Issue of the week: Why AT&T wants Time Warner
“Harry Potter, Anthony Bourdain, Superman, Bill Simmons, and Charles Barkley are all going to work for a phone company,” said Mike Snider and Roger Yu in USA Today. AT&T made a surprise announcement last weekend that it intends to buy Time Warner for $85.4 billion—a deal that promises to utterly reshape the media landscape, by combining some of the world’s most lucrative entertainment and news brands with a company that partly controls how that entertainment is delivered. If the merger is approved by regulators, AT&T will own HBO, CNN, TNT, and the Warner Bros. film studio, guaranteeing that top-rated content will appear on its DirecTV satellite TV service “without cumbersome negotiations.” The telecom giant could also waive monthly data limits for customers who watch certain shows and movies over the internet and on their mobile devices. This deal is a way for both companies “to get a grip on a rapidly changing future,” said Farhad Manjoo in The New York Times. AT&T’s wireless business faces slowing growth and a saturated market. Time Warner, meanwhile, is struggling to adapt its content for a cord-cutting future in which consumers turn up their noses at traditional cable. In such uncertain times, the thinking goes, “bigger is better.”
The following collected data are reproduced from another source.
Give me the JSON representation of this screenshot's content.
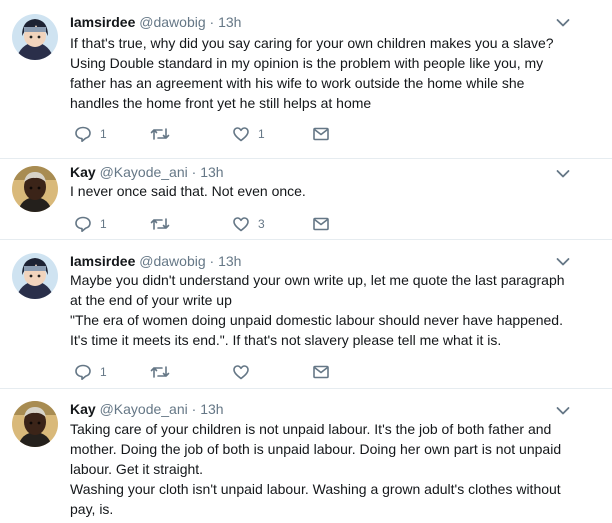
{
  "tweets": [
    {
      "name": "Iamsirdee",
      "handle": "@dawobig",
      "dot": "·",
      "time": "13h",
      "lines": [
        "If that's true, why did you say caring for your own children makes you a slave?",
        "Using Double standard in my opinion is the problem with people like you, my",
        "father has an agreement with his wife to work outside the home while she",
        "handles the home front yet he still helps at home"
      ],
      "replies": "1",
      "retweets": "",
      "likes": "1"
    },
    {
      "name": "Kay",
      "handle": "@Kayode_ani",
      "dot": "·",
      "time": "13h",
      "lines": [
        "I never once said that. Not even once."
      ],
      "replies": "1",
      "retweets": "",
      "likes": "3"
    },
    {
      "name": "Iamsirdee",
      "handle": "@dawobig",
      "dot": "·",
      "time": "13h",
      "lines": [
        "Maybe you didn't understand your own write up, let me quote the last paragraph",
        "at the end of your write up",
        "\"The era of women doing unpaid domestic labour should never have happened.",
        "It's time it meets its end.\". If that's not slavery please tell me what it is."
      ],
      "replies": "1",
      "retweets": "",
      "likes": ""
    },
    {
      "name": "Kay",
      "handle": "@Kayode_ani",
      "dot": "·",
      "time": "13h",
      "lines": [
        "Taking care of your children is not unpaid labour. It's the job of both father and",
        "mother. Doing the job of both is unpaid labour. Doing her own part is not unpaid",
        "labour. Get it straight.",
        "Washing your cloth isn't unpaid labour. Washing a grown adult's clothes without",
        "pay, is."
      ]
    }
  ],
  "icons": {
    "reply": "reply-icon",
    "retweet": "retweet-icon",
    "like": "heart-icon",
    "dm": "envelope-icon",
    "more": "chevron-down-icon"
  },
  "colors": {
    "text": "#14171a",
    "secondary": "#657786",
    "divider": "#e6ecf0"
  }
}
“Time Warner chief executive Jeff Bewkes has seen the writing on the wall for legacy media,” said Ashley Rodriguez in Qz.com. Even though Time Warner owns the rights to some of the mostwatched shows on television, the company’s long-term growth prospects look slim as long as it has no control over how its content is delivered, or “more importantly, over the troves of data that come along with that access.” With consumers fleeing restrictive cable packages for on-demand content, and ad dollars shifting to mobile devices along with them, the time to sell is now. This is a risky deal for AT&T, said Miriam Gottfried in The Wall Street Journal. The company hopes to use Time Warner content to launch its own internet TV service. But there is no guarantee that a future in which most people watch streaming TV on mobile devices “will be as lucrative as pay TV’s past.” The terms of the deal have AT&T paying about 12 times what analysts estimate Time Warner will earn next year. “That isn’t crazy,” but it’s a lot in an industry experiencing disruptive and speedy change.
“Apparently we’re supposed to sympathize” with giant conglomerates now, said Michael Hiltzik in the Los Angeles Times. Both AT&T and Time Warner say they are buffeted by so much change that this deal is essential to their survival. But while a megamerger that “keeps their fleeing customers corralled” may be good for them, it’s terrible for their competitors, who will face a disadvantage getting their products to AT&T’s millions of wireless and broadband customers. That’s why the future of this deal “looks very much in doubt,” said Timothy B. Lee in Vox.com. Both Hillary Clinton and Donald Trump have expressed skepticism about the merger, amid a growing bipartisan consensus “that major media conglomerates are becoming too concentrated.” Unfortunately for AT&T and Time Warner, the best business arguments for their marriage—that combining will boost profits and make it easier to deliver certain content—“are also the arguments that are most likely to attract skepticism from regulators.”